The problem is that supply in the form of foreclosed homes (and homes voluntarily sold to avoid foreclosure) is about to overwhelm demand by many magnitudes. When the tsunami of foreclosures finally hits the markets, prices are going to plummet again ⸺ just like they did in the 2008 crash ⸺ and many folks nationwide are going to find themselves once again in a negative equity situation where it makes more sense for them to simply hand the keys to the bank than it does to continue making payments. This will exacerbate an already bad situation; again, just like it did in 2008.
As if that were not bad enough, collateral (both personal and commercial) has been deteriorating generally, and this will eventually result in a credit crunch that will cause more restrictive lending prices and also drive up the costs of borrowing. That will not be good for the market for residential real estate, at all.
The point of all this being that if you were thinking about getting out of your existing home anyway for whatever reason, such as that you are not too far from retirement and wanted to downsize, then now is the time to seriously consider the issue when there remains a small window open for probably no more than a few months whereby you can cash out near the top of the market. Conversely, if you are looking to upgrade your home or the location of your residence, and have the cash to do so (and are not just relying on your existing equity), then just be patient and read up on how to buy properties at sheriff sales. Otherwise, you may be at serious risk of buying at the high of the market and may end up waiting some years to get your money back.

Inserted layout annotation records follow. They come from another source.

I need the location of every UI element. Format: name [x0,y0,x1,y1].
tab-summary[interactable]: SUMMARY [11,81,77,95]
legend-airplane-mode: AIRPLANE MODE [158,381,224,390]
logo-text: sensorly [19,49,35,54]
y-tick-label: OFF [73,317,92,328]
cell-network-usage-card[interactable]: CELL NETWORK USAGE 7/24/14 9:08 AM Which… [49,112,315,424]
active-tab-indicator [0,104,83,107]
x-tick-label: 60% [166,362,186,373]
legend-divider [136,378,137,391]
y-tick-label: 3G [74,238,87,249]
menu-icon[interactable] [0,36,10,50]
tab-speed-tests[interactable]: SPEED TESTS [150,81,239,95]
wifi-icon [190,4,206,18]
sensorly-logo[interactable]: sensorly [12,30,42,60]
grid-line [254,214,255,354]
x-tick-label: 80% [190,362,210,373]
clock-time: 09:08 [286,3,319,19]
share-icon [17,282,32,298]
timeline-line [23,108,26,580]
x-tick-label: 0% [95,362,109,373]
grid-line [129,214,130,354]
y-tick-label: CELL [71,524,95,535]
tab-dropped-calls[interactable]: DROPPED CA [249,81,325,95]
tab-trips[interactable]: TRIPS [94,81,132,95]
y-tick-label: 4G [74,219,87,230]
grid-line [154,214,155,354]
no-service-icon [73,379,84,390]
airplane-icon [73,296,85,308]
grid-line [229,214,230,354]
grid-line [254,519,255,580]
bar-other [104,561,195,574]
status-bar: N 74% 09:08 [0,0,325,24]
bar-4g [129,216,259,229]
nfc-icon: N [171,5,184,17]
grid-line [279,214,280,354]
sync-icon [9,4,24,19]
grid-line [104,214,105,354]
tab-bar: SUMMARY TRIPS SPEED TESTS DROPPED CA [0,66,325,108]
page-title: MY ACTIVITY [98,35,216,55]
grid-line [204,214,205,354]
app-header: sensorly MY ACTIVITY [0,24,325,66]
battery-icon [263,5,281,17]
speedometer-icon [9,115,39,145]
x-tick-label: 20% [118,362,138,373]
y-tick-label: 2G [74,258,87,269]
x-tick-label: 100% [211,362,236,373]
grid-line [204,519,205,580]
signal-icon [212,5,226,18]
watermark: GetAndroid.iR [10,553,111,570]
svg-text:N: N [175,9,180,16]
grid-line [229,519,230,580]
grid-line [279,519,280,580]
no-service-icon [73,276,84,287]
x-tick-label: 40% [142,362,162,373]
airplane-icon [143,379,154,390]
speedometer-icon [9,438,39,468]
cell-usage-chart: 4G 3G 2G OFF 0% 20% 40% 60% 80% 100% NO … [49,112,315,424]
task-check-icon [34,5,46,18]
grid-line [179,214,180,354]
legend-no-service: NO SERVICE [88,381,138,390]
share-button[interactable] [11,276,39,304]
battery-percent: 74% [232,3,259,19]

As a side note, when crashes do occur in residential real estate markets they usually take a few years to fully bottom out. A glance at the historical charts confirms what I believe from my own experience, which is that it often takes three to five years after the crash starts for home prices to reach their lowest lows before finally rebounding. Of course, most value is lost in the first two years after the crash, so if the crash occurs in 2021 then keep your money in the bank until at least 2023 and then start looking for bargains.
By the way, if you think that what is going to happen in residential real estate will be bad, then take solace in knowing that what is about to happen in commercial office space will be much worse. Many companies have figured out that many of their employees work just as well from home, if not more efficiently from home, and are thus substantially downsizing their lease footprints causing a crash in that market already. If you are faced with either owning a heavily-leveraged 30-story office building or a truckload of turnips, take the turnips.